Bajaban por la cuesta, entre las bodegas y la  barrera. Trataban de desviar los rayos del sol que se pegaban a sus rostros en ese tiempo de siesta de una tarde de agosto. Se unieron a la pared de la casa buscando esa sombra que tanto necesitaban. Unos golpes con la metálica aldaba y a esperar.

La ventana de arriba se abrió. Una cabeza envuelta en un velo negro se asomó y dijo: Ya vaaa. Se volvió hacia la figura que aún seguía en la cama y le dijo: Ya están ahí otra vez. Habrá que bajar. Ponles algo de beber y de picar mientras yo voy a avisar.

Él bajó a entretenerlos. Unos vasos de vino fresco y un poco de cecina y de jamón. Mientras tanto, ella subió hasta lo alto del pajar, pasó por el agujero hasta la casa de la vecina, bajó la calle a toda prisa y avisó al vecino de la plaza: “Cuidado, están aquí otra vez”. Y volvió para su casa. Deber cumplido.

Esta guerra que ni les iba ni les venía. Dos bandos diferenciados por sus luchas por el poder pero que nunca habían venido a segar el trigo. Y esos señores habían decidido que unos vecinos eran de un bando y otros eran de otro. Y mandaban al pueblo, unos y otros, a sus sicarios para castigar a los oponentes. Pero los vecinos habían aprendido a esquivarlos, entreteniéndoles y avisando al buscado. Y así una y otra vez, en más de diez años de guerra o de lo que sea. Y, hasta ahora, ninguna víctima. El sistema funcionaba.
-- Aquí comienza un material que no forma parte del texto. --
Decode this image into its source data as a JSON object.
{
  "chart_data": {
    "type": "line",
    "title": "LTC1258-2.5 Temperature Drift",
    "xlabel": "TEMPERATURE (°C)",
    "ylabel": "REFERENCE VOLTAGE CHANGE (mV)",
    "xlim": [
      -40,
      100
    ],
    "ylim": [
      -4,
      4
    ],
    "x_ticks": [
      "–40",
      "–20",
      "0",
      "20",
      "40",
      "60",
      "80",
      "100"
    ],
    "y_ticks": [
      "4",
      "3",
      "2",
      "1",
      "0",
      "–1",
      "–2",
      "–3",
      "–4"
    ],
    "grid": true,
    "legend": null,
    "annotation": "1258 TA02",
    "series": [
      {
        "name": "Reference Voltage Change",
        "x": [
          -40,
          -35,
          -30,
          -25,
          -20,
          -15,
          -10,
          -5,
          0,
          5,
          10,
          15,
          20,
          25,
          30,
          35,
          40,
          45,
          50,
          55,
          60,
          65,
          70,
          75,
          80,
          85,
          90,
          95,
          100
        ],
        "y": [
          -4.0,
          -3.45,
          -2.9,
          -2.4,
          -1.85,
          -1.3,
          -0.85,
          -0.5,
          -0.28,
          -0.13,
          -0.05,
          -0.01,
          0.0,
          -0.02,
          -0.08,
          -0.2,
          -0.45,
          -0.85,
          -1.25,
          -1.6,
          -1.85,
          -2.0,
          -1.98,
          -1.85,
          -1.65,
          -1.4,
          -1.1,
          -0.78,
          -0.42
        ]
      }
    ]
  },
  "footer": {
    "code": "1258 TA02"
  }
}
El vecino perseguido y salvado por el aviso, el mismo vecino que hacía otro tanto cuando venían los contrarios, se escondió y a nadie pudieron encontrar. Tampoco los sicarios ponían demasiado interés. Cumplían con lo que les habían ordenado y hasta ahí llegaban. A ellos, nadie les había hecho nada.

Por la tarde, al caer el sol y cuando la fresca caía sobre el pueblo, los vecinos de uno y otro bando se reunían camino de la bodega y comentaban, entre risas, los acontecimientos. Unos buenos vasos de vino y mañana sería otro día de trabajo.

Al trigo y al vino no les importaba quien ganaba la guerra.